Giurò l'Imperadore, giurarono le Repubbliche; e la pace fu fatta395.
Così dopo trent'anni di generosa guerra i Lombardi, soli tenendo fronte ad uno potentissimo Imperadore, conquistarono il tesoro della loro libertà, e sull'altare della patria si assisero maestri a tutta Italia del come si redimano i popoli e si aggioghino le tirannidi. Fortunati Lombardi, e più fortunata Italia, se avessero conservata l'anima come quella del dantesco Sordello altera e disdegnosa,
A guisa di Leon quando si posa.
Sì davvero avrebbero dovuto posare come leoni su quel tesoro.
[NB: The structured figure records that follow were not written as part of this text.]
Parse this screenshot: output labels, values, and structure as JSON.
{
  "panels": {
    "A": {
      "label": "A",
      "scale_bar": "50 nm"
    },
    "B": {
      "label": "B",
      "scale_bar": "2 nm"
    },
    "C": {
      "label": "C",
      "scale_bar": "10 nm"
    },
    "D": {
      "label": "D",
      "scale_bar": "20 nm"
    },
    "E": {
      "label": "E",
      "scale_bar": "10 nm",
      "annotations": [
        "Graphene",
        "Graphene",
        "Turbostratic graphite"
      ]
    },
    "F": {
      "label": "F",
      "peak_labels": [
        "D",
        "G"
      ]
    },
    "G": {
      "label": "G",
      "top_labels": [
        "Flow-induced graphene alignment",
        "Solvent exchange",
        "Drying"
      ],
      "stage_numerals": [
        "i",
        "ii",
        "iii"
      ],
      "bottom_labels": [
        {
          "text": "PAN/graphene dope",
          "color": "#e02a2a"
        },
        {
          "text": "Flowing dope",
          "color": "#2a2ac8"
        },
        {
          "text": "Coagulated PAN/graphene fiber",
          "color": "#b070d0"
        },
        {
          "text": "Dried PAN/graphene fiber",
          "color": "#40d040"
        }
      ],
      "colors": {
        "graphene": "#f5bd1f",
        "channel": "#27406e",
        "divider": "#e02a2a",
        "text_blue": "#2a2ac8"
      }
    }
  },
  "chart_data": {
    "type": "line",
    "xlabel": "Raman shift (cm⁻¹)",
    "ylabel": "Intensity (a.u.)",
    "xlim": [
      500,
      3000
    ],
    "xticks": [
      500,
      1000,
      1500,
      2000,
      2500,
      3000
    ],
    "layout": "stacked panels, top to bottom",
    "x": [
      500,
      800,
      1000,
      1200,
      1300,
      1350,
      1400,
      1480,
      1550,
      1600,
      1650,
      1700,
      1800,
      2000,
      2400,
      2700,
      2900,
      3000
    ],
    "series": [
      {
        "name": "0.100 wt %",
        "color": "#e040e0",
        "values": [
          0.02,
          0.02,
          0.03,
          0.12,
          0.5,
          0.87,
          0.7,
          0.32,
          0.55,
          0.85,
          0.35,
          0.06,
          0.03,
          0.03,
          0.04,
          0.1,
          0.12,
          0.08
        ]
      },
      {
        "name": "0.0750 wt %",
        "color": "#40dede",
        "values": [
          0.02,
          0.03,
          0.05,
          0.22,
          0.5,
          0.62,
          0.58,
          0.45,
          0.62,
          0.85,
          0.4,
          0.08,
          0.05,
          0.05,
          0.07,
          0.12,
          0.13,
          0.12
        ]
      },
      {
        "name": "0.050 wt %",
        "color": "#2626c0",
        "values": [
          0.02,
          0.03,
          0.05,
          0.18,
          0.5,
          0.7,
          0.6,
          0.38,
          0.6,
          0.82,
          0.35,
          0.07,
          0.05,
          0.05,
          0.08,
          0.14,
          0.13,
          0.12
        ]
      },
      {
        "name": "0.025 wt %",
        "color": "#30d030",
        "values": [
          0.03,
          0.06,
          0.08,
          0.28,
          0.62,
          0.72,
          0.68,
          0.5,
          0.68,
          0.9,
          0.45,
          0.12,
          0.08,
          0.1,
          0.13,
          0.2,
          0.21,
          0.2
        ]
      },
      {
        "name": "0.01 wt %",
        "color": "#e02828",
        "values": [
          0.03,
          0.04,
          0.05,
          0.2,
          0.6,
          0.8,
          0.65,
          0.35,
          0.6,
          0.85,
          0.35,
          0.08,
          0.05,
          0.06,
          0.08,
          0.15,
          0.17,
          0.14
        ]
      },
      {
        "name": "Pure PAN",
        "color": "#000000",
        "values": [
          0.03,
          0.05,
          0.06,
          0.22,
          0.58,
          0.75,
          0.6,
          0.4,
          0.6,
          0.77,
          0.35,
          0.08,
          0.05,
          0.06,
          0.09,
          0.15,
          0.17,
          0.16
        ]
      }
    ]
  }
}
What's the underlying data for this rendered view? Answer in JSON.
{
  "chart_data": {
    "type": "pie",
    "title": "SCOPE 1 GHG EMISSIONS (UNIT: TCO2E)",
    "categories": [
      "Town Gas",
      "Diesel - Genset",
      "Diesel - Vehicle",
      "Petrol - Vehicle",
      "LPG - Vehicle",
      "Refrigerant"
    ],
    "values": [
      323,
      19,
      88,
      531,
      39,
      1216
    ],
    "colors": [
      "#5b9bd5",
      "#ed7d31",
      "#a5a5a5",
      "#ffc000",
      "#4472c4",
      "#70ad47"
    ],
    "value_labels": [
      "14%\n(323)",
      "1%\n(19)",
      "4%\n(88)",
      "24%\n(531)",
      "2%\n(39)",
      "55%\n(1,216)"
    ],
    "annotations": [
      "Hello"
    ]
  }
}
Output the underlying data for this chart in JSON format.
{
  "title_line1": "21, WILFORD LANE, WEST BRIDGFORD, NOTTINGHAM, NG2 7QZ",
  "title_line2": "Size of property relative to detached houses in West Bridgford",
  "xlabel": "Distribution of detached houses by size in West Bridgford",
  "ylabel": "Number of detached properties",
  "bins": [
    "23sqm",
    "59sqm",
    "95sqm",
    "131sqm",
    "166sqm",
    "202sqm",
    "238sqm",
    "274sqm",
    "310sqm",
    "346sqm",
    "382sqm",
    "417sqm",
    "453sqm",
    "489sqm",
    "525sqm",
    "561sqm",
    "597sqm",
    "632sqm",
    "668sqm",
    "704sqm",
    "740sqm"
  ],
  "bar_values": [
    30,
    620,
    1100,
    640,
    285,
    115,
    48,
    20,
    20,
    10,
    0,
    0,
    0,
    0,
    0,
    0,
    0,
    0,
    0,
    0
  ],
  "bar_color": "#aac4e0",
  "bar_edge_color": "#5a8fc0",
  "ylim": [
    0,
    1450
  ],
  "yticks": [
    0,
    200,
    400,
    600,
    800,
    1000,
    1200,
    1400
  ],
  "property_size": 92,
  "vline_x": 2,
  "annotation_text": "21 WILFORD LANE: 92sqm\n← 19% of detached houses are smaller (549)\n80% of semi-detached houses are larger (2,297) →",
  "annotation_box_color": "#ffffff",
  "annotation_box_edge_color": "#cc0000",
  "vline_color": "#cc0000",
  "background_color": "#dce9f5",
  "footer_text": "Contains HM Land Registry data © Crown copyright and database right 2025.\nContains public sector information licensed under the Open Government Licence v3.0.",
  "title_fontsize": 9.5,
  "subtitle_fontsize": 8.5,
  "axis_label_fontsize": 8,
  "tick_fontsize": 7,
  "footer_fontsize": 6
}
Ma irrequieti nella conseguita pace, la esuberante vita profusero a danno della innocente patria. Sfecero colle mani proprie il santuario della libertà, e come farnetici per affocata febbre, andarono levando su le sue rovine una moltitudine di troni ad uomini più degni di sequestro, che di umano governo. I Visconti, gli Scaligeri, gli Ezzelini e tutto quell'armento di tirannelli, di cui vedeva gremita l'Italia il magno Alighieri quasi due secoli appresso,396 tra potenti malfattori, prepararono a questa nostra patria sette secoli di lagrime e di sangue, che solamente può spremere il giogo del servaggio. Dovrei dare per una bolgia di famosi delitti, se volessi toccare della fine di quella Lega, che è stato subbietto di queste storie. Ma io non mi vi voglio pure accostare; perchè ho voluto scrivere un libro che confortasse a bene per la gioconda esposizione della virtù, non per ischifosa rivelazione del vizio. Aggiugni: che mentre io era tutto in queste storie, dico in questo salutifero anno 1848, fu tale e tanto repentino scroscio di umani fatti, che addivenne intempestivo il ministero dello storico, che a quei fatti indirizzava.